サエがためらいがちにことばを紡ぎはじめた。
「なんで……、なんでそうなったかわからないけど……」
「お兄ちゃん、カッコいいよ」
たったひと言が、セイの胸を熱くした。
セイにとって、いままでの人生で最高のことばだった。むせび泣きそうになる。セイはあわてて目頭を拭うと、マリアにむかって大声を張った。

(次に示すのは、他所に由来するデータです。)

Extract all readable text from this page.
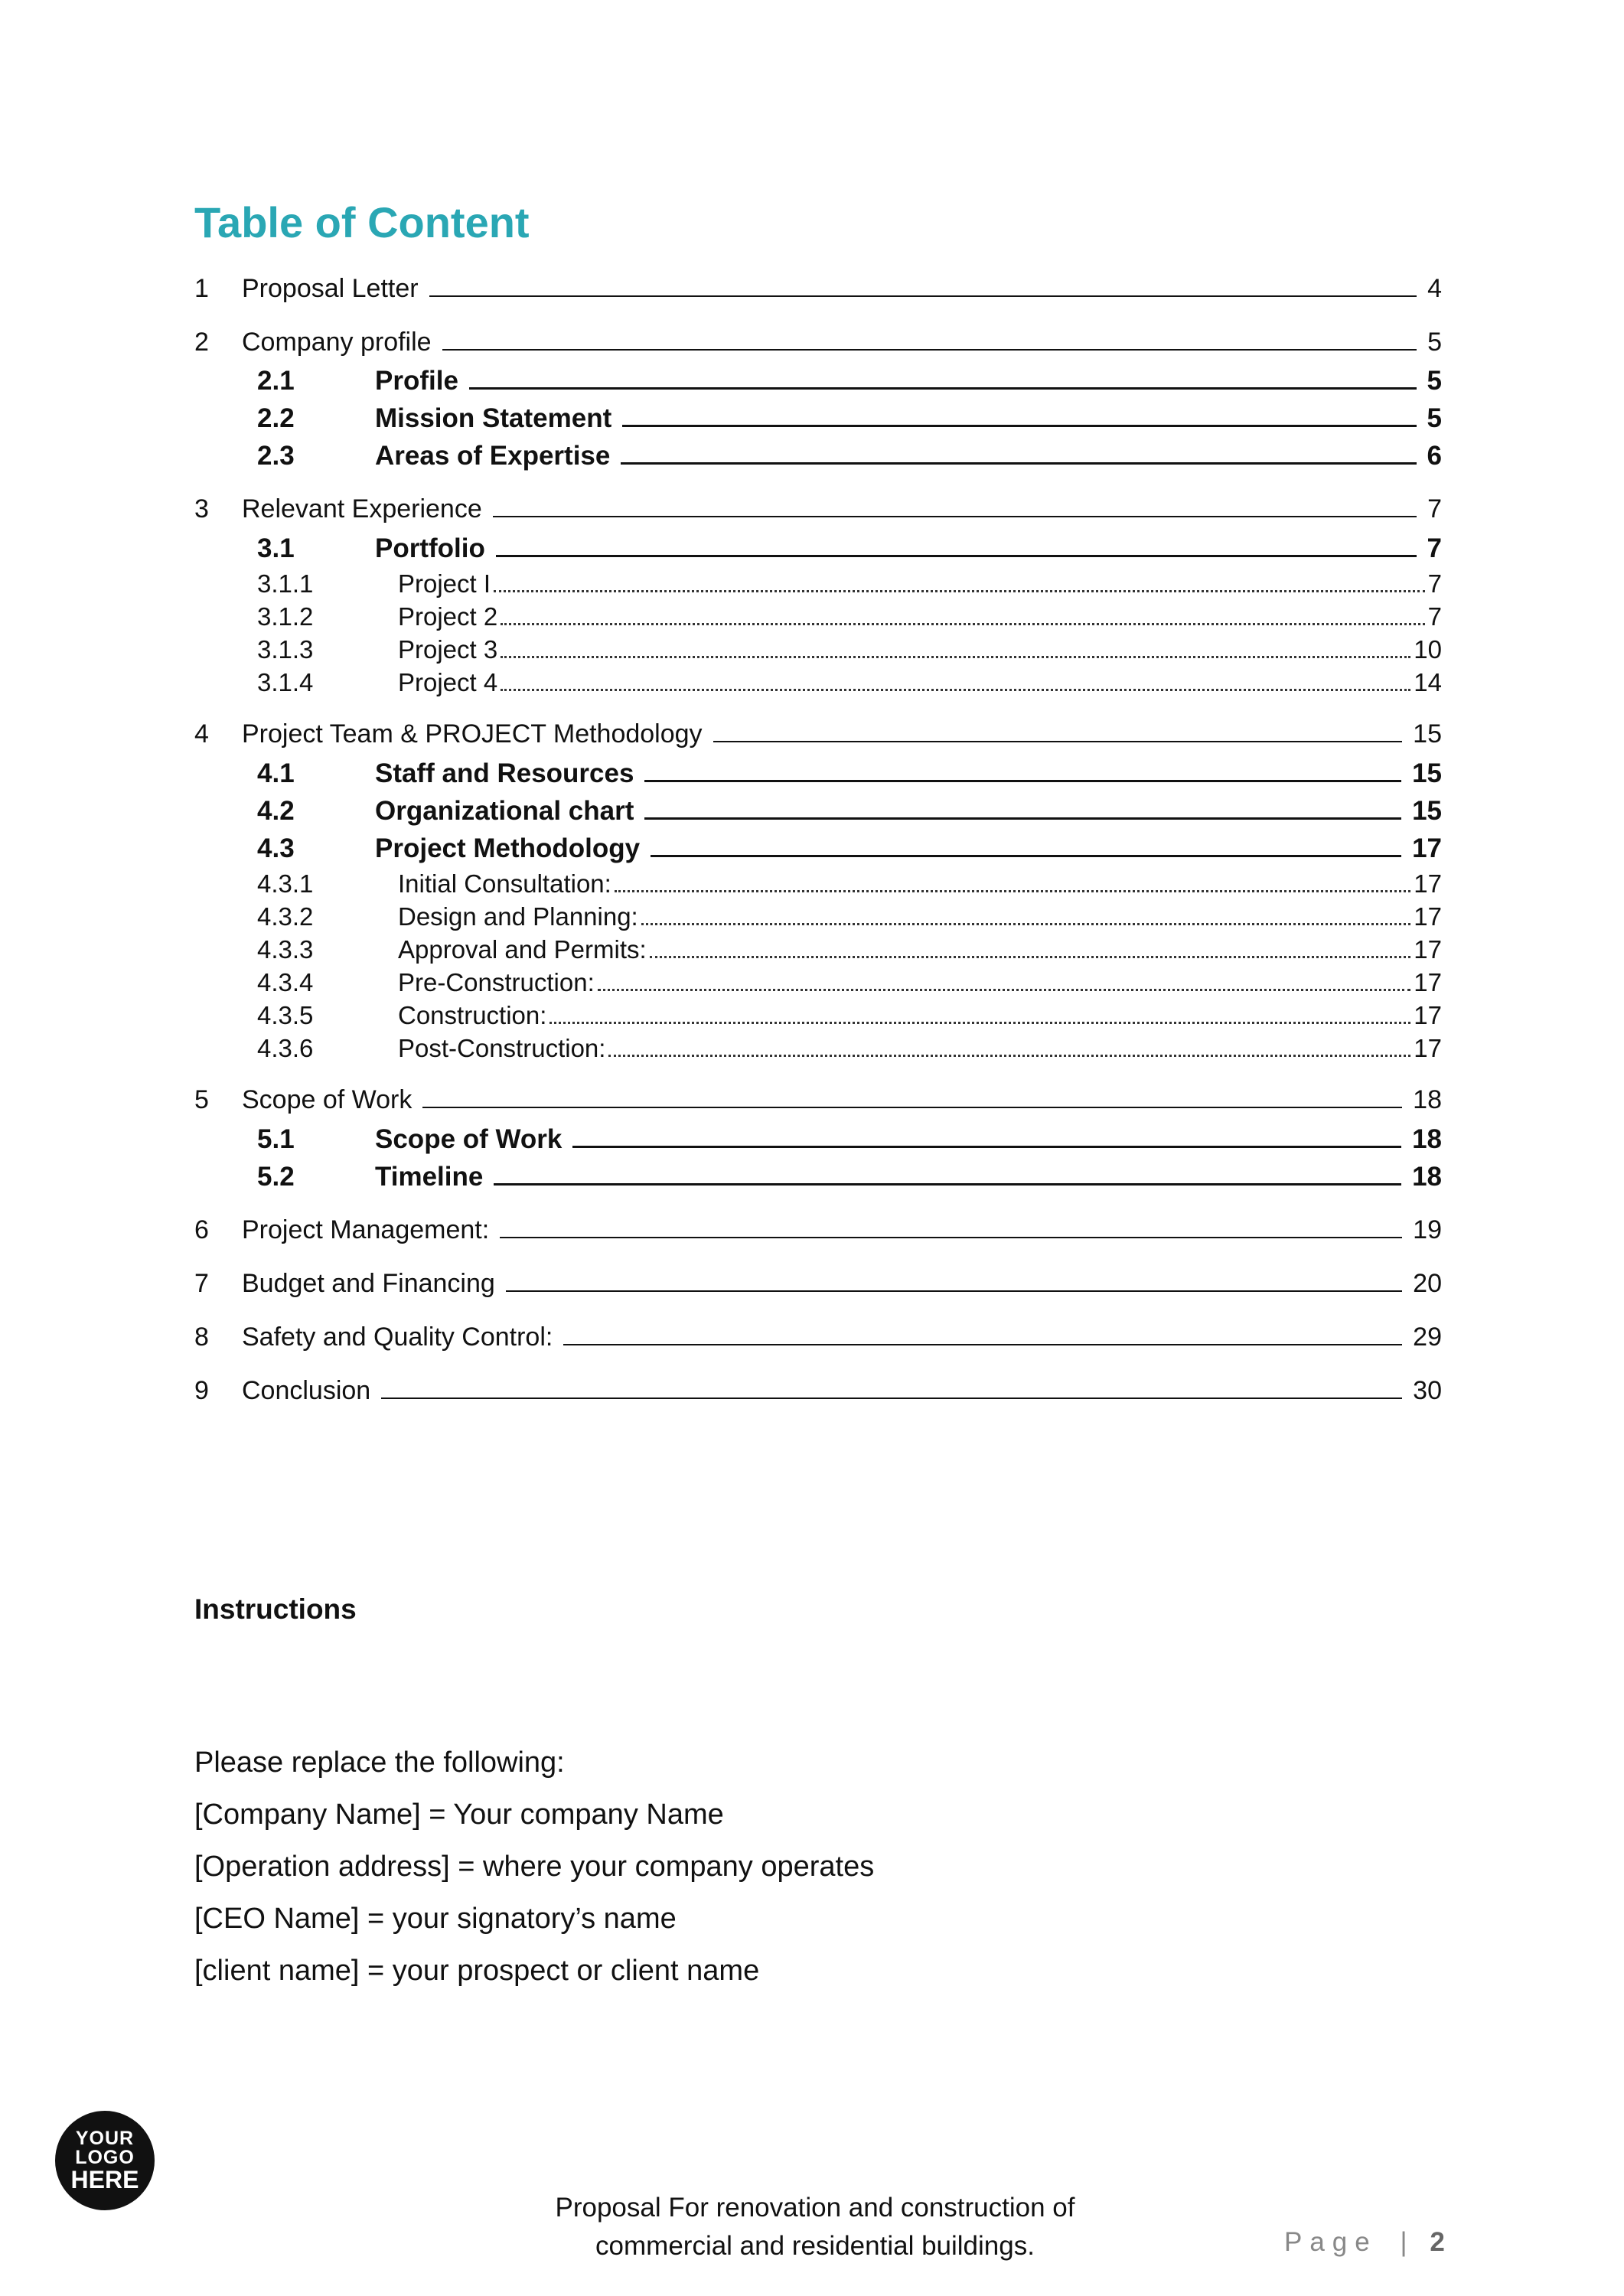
Table of Content
1	Proposal Letter	4
2	Company profile	5
2.1	Profile	5
2.2	Mission Statement	5
2.3	Areas of Expertise	6
3	Relevant Experience	7
3.1	Portfolio	7
3.1.1	Project I	7
3.1.2	Project 2	7
3.1.3	Project 3	10
3.1.4	Project 4	14
4	Project Team & PROJECT Methodology	15
4.1	Staff and Resources	15
4.2	Organizational chart	15
4.3	Project Methodology	17
4.3.1	Initial Consultation:	17
4.3.2	Design and Planning:	17
4.3.3	Approval and Permits:	17
4.3.4	Pre-Construction:	17
4.3.5	Construction:	17
4.3.6	Post-Construction:	17
5	Scope of Work	18
5.1	Scope of Work	18
5.2	Timeline	18
6	Project Management:	19
7	Budget and Financing	20
8	Safety and Quality Control:	29
9	Conclusion	30
Instructions

Please replace the following:

[Company Name] = Your company Name

[Operation address] = where your company operates

[CEO Name] = your signatory’s name

[client name] = your prospect or client name

YOUR
LOGO
HERE
Proposal For renovation and construction of
commercial and residential buildings.	Page | 2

「マリア、いっときでいい。ここへ来て、ぼくらの……、ぼくらの盾になれるか!」
マリアはなにも問い返さなかった。その行動はことばを返すより速かった。
どんと床を蹴り出すと、大剣を身の前で掲げて盾にしながら、こちらへ突進してきた。ウェルキエルの攻撃を二、三発、はじき返すと、そのまま床を滑り込むようにして、セイの目の前に陣取った。
「最初に言っておく。長くは持たん。はやくしろ」
「すまない」
セイはそれだけ言うと、『刃の要塞』の刀の一角を、観音開きのようにして開け放った。光がさっと差し込み、刃で覆い隠されていた内部を照らし出す。
すぐ目の前にサエがいた。
「サエ!」
セイはサエのからだを抱きしめた。まだ十歳のときのままの、背が低く、幼ない体つきをしたサエの体温が、肌を通して伝わってきた。いっさいの成長をとめられたまま、月日だけを消費させられた、残酷な仕打ちに、この七年間の思いがせき上げる。
セイがぐっと口元を引き結んだ。
今は感涙にむせんだり、歓喜に破顔してよい場面ではない。
カッコいい、兄なら……なおさらだ……。
「サエ、寂しかったろう」
「ううん。ちっとも。ずっと眠っていたから……」
「眠ってた?」
「うん。今さっき、ひさしぶりに目がさめたの。ここはどこなの?」
「まだ、別世界にいる。時代や場所はちがっているけど……。まだ戻れたわけじゃない」
その時、背後でマリアのうめくような声がした
「セイ、急げ。ちょっと防ぎきれなくなってきた」
セイがあわてて振り向くと、大剣をおおきく振り回しながらウェルキエルの攻撃を受けている、マリアの姿が目に入ってきた。マリアは汗びっしょりで、背中で息をしていて、いまにもへたり込みそうだった。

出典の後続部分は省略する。